I will show my ignorance, but would rather understand the process well. If we have ONNX-MLIR CIs failing because one project has updated but not the other... Can we control it because mhlo is imported as a third_party, and thus we would upgrade our entire onnx-mlir repo to the agreed-upon LLVM commit, and once this PR is in, then we update the third party mhlo once they also have reached the same LLVM commit?
I suggest the ONNX2MHLO conversion and corresponding MHLO Compilation Target could be turned off by a CMake Option. Thus if the whole ONNX-MLIR fails because of the MHLO part, the users who don't need MHLO could still use ONNX-MLIR. Then we'll fix the MHLO related problems to make the whole ONNX-MLIR correct, ex. the shared library builds as @sstamenova mentioned.
Basically, I am asking for experts to give a detailed protocol on how to advance each distinct project to a common LLVM commit knowing that it may take each project between a day to a few days to reach that commit. Key is to make sure that in this transient stage, we don't have CIs failing because of the temporary level differences while we are in the process of upgrading to reach the desired LLVM level.
I think this should be discussed with more developers. A post is initiated in mlir forum.
Hi,
There're three main frontends in the deep learning world, TensorFlow, PyTorch and ONNX. And all of them are currently embracing MLIR/LLVM. However, here comes the version problem:
- TensorFlow upgrades LLVM daily
- PyTorch and ONNX upgrades LLVM monthly It will be troublesome if the LLVM version among the three frontends don't match, for those who use another unified dialect (MHLO, TOSA).

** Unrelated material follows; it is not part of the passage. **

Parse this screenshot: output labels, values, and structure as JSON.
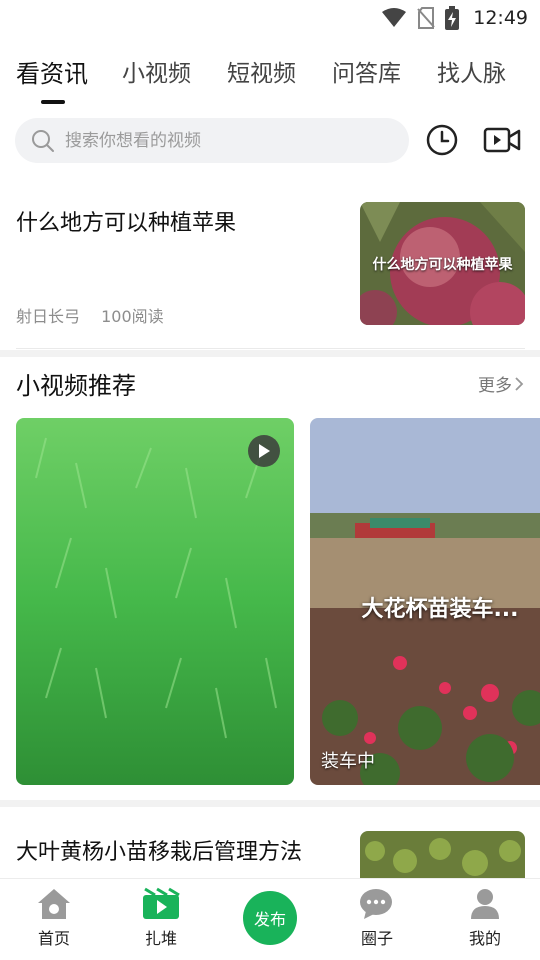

Could we work together to upgrade the LLVM version to same as what torch-mlir on? Currently it is
3580daa
.cc @sjarus , I think TOSA side also has the same needs.

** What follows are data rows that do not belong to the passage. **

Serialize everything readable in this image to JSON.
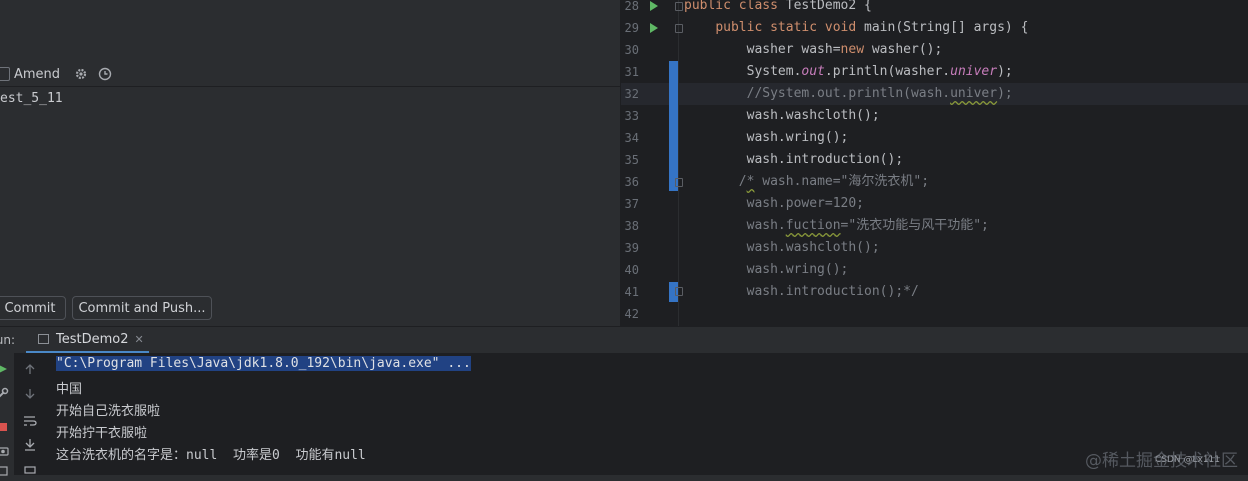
{
  "commit_panel": {
    "amend_label": "Amend",
    "message": "est_5_11",
    "commit_button": "Commit",
    "commit_push_button": "Commit and Push..."
  },
  "editor": {
    "lines": [
      {
        "num": "28",
        "parts": [
          [
            "kw",
            "public class "
          ],
          [
            "",
            "TestDemo2 {"
          ]
        ]
      },
      {
        "num": "29",
        "parts": [
          [
            "",
            "    "
          ],
          [
            "kw",
            "public static void "
          ],
          [
            "",
            "main(String[] args) {"
          ]
        ]
      },
      {
        "num": "30",
        "parts": [
          [
            "",
            "        washer wash="
          ],
          [
            "kw",
            "new "
          ],
          [
            "",
            "washer();"
          ]
        ]
      },
      {
        "num": "31",
        "parts": [
          [
            "",
            "        System."
          ],
          [
            "fld",
            "out"
          ],
          [
            "",
            ".println(washer."
          ],
          [
            "fld",
            "univer"
          ],
          [
            "",
            ");"
          ]
        ]
      },
      {
        "num": "32",
        "parts": [
          [
            "cm",
            "        //System.out.println(wash."
          ],
          [
            "cmw",
            "univer"
          ],
          [
            "cm",
            ");"
          ]
        ]
      },
      {
        "num": "33",
        "parts": [
          [
            "",
            "        wash.washcloth();"
          ]
        ]
      },
      {
        "num": "34",
        "parts": [
          [
            "",
            "        wash.wring();"
          ]
        ]
      },
      {
        "num": "35",
        "parts": [
          [
            "",
            "        wash.introduction();"
          ]
        ]
      },
      {
        "num": "36",
        "parts": [
          [
            "cm",
            "       /"
          ],
          [
            "cmw",
            "*"
          ],
          [
            "cm",
            " wash.name=\"海尔洗衣机\";"
          ]
        ]
      },
      {
        "num": "37",
        "parts": [
          [
            "cm",
            "        wash.power=120;"
          ]
        ]
      },
      {
        "num": "38",
        "parts": [
          [
            "cm",
            "        wash."
          ],
          [
            "cmw",
            "fuction"
          ],
          [
            "cm",
            "=\"洗衣功能与风干功能\";"
          ]
        ]
      },
      {
        "num": "39",
        "parts": [
          [
            "cm",
            "        wash.washcloth();"
          ]
        ]
      },
      {
        "num": "40",
        "parts": [
          [
            "cm",
            "        wash.wring();"
          ]
        ]
      },
      {
        "num": "41",
        "parts": [
          [
            "cm",
            "        wash.introduction();*/"
          ]
        ]
      },
      {
        "num": "42",
        "parts": [
          [
            "",
            ""
          ]
        ]
      }
    ]
  },
  "run_panel": {
    "label": "Run:",
    "tab_title": "TestDemo2",
    "output": [
      "\"C:\\Program Files\\Java\\jdk1.8.0_192\\bin\\java.exe\" ...",
      "中国",
      "开始自己洗衣服啦",
      "开始拧干衣服啦",
      "这台洗衣机的名字是：null  功率是0  功能有null"
    ]
  },
  "watermark": {
    "main": "@稀土掘金技术社区",
    "small": "CSDN @Lx111"
  }
}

Yes we do - I've posted in more detail in the MLIR discourse thread. Thanks for the call out here!
Lots have already been said and I think we all generally agree that requiring all projects to be on the same LLVM commit level would be very hard to manage in practice, given that every project has its own resource constraint, development pace and goal, etc. So I agree with @sstamenova that we should have our own pace of upgrading to newer LLVM commit. I'm in the process of creating a Jenkins job that runs periodically in idle times to find the earliest LLVM commit after what we currently use that breaks ONNX-MLIR, which will hopefully help ease some pain in upgrading.
FYI, I'm still trying to figure out the best way to present the result of the Jenkins job but here is what it found:
"recent": {
"failed": [
{
"sha1": "a1ec0d8bdccab1d28e009375209965017c872d3d",
"date": "2022-07-21T19:03:07Z"
},
"140"
],
"succeeded": [
{
"sha1": "6605187103a2369418d014a7f146fee4a04b11bf",
"date": "2022-07-21T19:00:29Z"
},
"138"
]
},
This means that after the latest LLVM commit update, the earliest commit that will break ONNX-MLIR is a1ec0d8bdccab1d28e009375209965017c872d3d
. The one before it, 6605187103a2369418d014a7f146fee4a04b11bf
, is the one we can update to without breaking ONNX-MLIR.